We have a straight up mortgage loan, 80/20. The house is the collateral. I have already paid the taxes for the year and the insurance. The bank would take the keys back willingly if the house was worth more than the loan. If it were a business loan and the business were going under, the bank would take the assets. That is how it works. Take the emotion out and make the hard decision. Hopefully, if enough homes backlog the system, the banks will stop trying to get blood out of the stone and let go.

Meanwhile, we will wait. Our mortgage company told me they would not talk to us until we were three months late on our mortgage payments. They probably wont even consider a short sale for six months. We have to find a buyer first anyway. If I were a buyer I'd wait.

Tom and I have almost perfect credit, way up around 780. Now we must purposefully stop paying the mortgage, that is the system. We can live in our home rent free for months, the bank told us it was the only way.
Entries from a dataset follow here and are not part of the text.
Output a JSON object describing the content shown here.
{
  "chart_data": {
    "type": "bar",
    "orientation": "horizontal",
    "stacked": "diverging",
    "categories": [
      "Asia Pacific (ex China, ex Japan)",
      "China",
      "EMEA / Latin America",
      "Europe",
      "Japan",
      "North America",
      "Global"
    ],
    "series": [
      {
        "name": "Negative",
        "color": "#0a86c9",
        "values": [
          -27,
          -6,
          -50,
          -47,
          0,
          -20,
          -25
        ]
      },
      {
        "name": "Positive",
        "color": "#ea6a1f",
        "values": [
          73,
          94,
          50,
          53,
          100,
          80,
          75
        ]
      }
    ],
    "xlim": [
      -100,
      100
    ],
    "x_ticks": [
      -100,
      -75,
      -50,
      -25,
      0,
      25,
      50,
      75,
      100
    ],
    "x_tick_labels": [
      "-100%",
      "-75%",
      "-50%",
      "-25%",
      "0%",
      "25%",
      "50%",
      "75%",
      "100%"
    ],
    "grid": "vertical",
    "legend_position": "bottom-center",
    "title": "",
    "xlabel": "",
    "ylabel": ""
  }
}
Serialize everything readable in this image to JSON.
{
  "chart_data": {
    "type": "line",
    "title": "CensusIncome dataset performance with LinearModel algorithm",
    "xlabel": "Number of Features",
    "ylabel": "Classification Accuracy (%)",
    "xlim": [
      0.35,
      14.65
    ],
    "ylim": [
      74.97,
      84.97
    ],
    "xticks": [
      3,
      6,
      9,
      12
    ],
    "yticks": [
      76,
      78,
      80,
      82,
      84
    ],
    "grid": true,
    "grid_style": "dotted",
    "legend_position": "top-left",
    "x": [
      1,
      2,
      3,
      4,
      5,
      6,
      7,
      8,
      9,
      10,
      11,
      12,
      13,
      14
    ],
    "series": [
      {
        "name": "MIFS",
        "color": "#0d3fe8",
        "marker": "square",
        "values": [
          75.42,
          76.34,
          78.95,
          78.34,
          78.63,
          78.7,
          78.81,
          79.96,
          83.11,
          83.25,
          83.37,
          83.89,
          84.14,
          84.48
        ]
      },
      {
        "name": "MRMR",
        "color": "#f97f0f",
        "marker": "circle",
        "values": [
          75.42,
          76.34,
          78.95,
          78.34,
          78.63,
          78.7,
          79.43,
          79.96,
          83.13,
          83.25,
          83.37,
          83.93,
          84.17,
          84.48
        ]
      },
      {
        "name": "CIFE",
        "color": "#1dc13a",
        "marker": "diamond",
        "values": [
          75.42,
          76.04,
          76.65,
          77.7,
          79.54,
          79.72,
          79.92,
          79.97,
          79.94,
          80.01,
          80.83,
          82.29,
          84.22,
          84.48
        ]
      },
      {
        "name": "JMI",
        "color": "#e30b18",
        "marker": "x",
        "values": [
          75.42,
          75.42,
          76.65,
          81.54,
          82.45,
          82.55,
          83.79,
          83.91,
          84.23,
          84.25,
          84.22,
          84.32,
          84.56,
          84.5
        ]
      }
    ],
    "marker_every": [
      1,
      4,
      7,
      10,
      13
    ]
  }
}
They would not work with us until we stopped paying. OK by me.

I will continue to look in Longview for someplace we like, but free rent is good at the moment. The mortgage will be the only late payment we have. I think history will show this era as the great housing walk away, unless the banks start loosening up. They can't always be the winners. But I am staying away from bank stocks for a while.

When we initially bought the house our mortgage changed hands three times in less than a month. We will see who still owns it in six months. There is a program called HAFA. Its an Obama program. Once we miss our three months we can apply. The bank gets paid the difference between the short sale and what we owe by the good old government. We can even receive $3000 towards moving expenses. The bank never has to feel the pain. Then they will probably sit on the house waiting for the markets to turn round while they collect more vacant homes in their portfolio.

Don't think buyers are looking at those vacant homes in the neighborhood wondering what will happen to them. Could someone just move in and start paying utilities. Would the bank even know there were squatters. I see a nightmare happening.

I checked every address in our old neighborhood in Longview. Solid, not a bank owned home except for the property we want. Unlike our neighborhood where we are living now. Overbuilt and crashing. We are rats abandoning the ship. The last scene in Fiddler on the Roof comes to mind with the Jews walking way with all they can carry, headed for America. "Tradition, tradition".

So, we make our lists and pack our bags, and read the white board for our chores.